Peter
Después de los premios, Tincho y los chicos de la banda dieron la idea de irnos un par de días a Cariló, acepté enseguida porque necesitaba un descanso y un poco de distracción después de la pelea con Lali y mi enojo por lo que había pasado con Abraham en Chile.
Me había enterado que Lali ya estaba en Buenos Aires, pasaron los días y ninguno de los dos tomaba la iniciativa de hablarle al otro. Yo tenía muchísimas más razones que ella pero la conocía tan bien que sabía que ella no me iba hablar por su orgullo. No suele ser orgullosa pero en estas ocasiones sí lo es.
– Vení cabra, necesitamos uno más en el equipo. – me gritó Renzo
Estaban armando los equipos para jugar al rugby y yo iba saliendo de la casa con cervezas.
Las metí a la hielera y corrí hacia donde estaban.
A mitad del juego, escuchamos que nos gritaban desde el otro extremo de la playa.
– Chicos, ¿cómo estan? ¿Qué hacen acá? – hablaba Agus, una del grupo de chicas que siempre salían con nosotros. Venía con tres amigas más. Eran con las que habíamos salido la otra vez de joda.
Los chicos las invitaron a jugar y se coparon.
El juego se alargó y nos divertimos un montón, era muy temprano por la mañana todavía, así que estábamos esperando a armar algún plan para ir a comer.
– Ay, ya llegaron las demás – dijo Agus señalando a otras dos minas.

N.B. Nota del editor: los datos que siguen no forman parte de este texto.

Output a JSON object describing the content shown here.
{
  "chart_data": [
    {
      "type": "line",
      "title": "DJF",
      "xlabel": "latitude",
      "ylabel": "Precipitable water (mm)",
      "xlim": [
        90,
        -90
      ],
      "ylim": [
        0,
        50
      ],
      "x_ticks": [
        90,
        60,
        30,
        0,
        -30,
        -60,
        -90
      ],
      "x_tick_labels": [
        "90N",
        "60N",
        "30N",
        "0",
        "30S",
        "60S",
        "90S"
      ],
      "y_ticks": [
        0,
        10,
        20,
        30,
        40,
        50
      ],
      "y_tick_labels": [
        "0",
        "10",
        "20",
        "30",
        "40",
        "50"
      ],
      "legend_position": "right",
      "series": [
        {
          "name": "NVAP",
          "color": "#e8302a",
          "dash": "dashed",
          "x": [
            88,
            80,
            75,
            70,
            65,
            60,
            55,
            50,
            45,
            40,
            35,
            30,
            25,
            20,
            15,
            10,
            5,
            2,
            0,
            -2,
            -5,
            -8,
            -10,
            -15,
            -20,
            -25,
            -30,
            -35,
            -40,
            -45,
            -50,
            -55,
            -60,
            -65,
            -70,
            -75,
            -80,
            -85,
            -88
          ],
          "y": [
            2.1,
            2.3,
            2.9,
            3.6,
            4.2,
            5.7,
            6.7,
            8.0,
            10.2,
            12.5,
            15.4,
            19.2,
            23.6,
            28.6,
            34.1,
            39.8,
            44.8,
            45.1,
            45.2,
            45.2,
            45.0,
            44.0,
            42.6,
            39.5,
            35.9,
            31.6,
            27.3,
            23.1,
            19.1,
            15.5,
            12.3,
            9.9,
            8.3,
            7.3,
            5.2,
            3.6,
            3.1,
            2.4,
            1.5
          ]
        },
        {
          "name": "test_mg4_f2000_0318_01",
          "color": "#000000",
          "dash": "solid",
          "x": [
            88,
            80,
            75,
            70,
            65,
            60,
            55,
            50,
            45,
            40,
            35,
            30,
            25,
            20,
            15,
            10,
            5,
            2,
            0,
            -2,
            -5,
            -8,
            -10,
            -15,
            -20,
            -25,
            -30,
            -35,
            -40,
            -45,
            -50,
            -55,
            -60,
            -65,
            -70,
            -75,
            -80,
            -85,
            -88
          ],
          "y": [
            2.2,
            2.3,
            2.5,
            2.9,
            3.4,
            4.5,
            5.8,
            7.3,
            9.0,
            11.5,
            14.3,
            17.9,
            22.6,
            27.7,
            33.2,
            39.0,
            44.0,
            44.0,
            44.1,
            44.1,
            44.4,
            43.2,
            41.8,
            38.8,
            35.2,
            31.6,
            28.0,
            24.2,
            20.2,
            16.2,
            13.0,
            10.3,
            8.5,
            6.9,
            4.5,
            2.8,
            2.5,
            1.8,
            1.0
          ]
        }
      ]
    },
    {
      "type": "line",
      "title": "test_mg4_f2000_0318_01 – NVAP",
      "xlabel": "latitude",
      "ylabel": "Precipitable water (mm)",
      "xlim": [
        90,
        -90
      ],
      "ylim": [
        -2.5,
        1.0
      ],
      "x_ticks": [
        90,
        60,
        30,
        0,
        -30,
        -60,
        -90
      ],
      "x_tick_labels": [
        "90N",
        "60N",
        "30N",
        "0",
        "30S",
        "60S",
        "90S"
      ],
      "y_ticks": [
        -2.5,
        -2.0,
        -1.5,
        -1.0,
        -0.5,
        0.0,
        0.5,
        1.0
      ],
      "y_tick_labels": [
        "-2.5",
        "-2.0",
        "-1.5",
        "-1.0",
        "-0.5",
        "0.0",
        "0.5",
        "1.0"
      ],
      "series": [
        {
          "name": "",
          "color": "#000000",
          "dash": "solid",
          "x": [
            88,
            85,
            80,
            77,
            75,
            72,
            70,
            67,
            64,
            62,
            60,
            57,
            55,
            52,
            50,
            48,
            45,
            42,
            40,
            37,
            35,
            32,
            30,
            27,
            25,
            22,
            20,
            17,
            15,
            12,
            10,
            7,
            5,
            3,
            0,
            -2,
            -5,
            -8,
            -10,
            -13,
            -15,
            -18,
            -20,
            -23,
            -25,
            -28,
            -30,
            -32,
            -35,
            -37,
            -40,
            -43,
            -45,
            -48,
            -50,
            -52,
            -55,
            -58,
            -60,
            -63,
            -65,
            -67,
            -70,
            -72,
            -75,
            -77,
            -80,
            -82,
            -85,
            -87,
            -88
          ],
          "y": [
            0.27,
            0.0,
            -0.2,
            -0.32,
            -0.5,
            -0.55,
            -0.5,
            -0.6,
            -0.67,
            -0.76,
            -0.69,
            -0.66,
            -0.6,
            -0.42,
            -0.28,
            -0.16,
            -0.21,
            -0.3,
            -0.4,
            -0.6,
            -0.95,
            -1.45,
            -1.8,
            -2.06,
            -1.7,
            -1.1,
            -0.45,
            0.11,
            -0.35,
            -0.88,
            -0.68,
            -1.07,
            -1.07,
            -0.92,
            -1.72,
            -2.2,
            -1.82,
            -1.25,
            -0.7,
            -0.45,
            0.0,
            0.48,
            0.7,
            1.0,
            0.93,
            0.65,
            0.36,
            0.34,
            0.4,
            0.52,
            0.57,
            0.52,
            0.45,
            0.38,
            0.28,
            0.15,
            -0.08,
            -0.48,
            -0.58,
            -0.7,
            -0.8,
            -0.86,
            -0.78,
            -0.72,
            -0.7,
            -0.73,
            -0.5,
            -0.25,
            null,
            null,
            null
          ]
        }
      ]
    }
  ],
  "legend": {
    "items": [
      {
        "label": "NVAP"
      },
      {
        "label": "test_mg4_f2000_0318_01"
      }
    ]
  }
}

Venía Julieta y Josefina, cuando la vi a Julieta me sentí muy incómodo al instante, me hacía recordar de la joda en la que casi me la chapo.
– Hola Lanzani – me sonrió cuando me saludó y educadamente la saludé
– ¿Cómo andás?
– Bie, ¿vos?
– Todo bien – le sonreí
– ¡Hey chicos! ¿VAN A JUGAR O NO? – gritaba Tincho desde la cancha en la playa
– ¿Jugás en mi equipo?
– Dale... – me puse muy nervioso y me tomó de la mano para arrastrarme hacia donde estaban todos. Se giró y me guiñó el ojo.
Me imaginé que me estaba tirando onda. Era bastante linda la mina, morocha con ojos marrones, un lomo de la puta madre y muy cheta. Conocía a su hermano de la secundaria, era un año mayor que todos nosotros, cuando eramos chicos entrenábamos rugby en el equipo de AA hasta que él se mudó fuera de Argentina.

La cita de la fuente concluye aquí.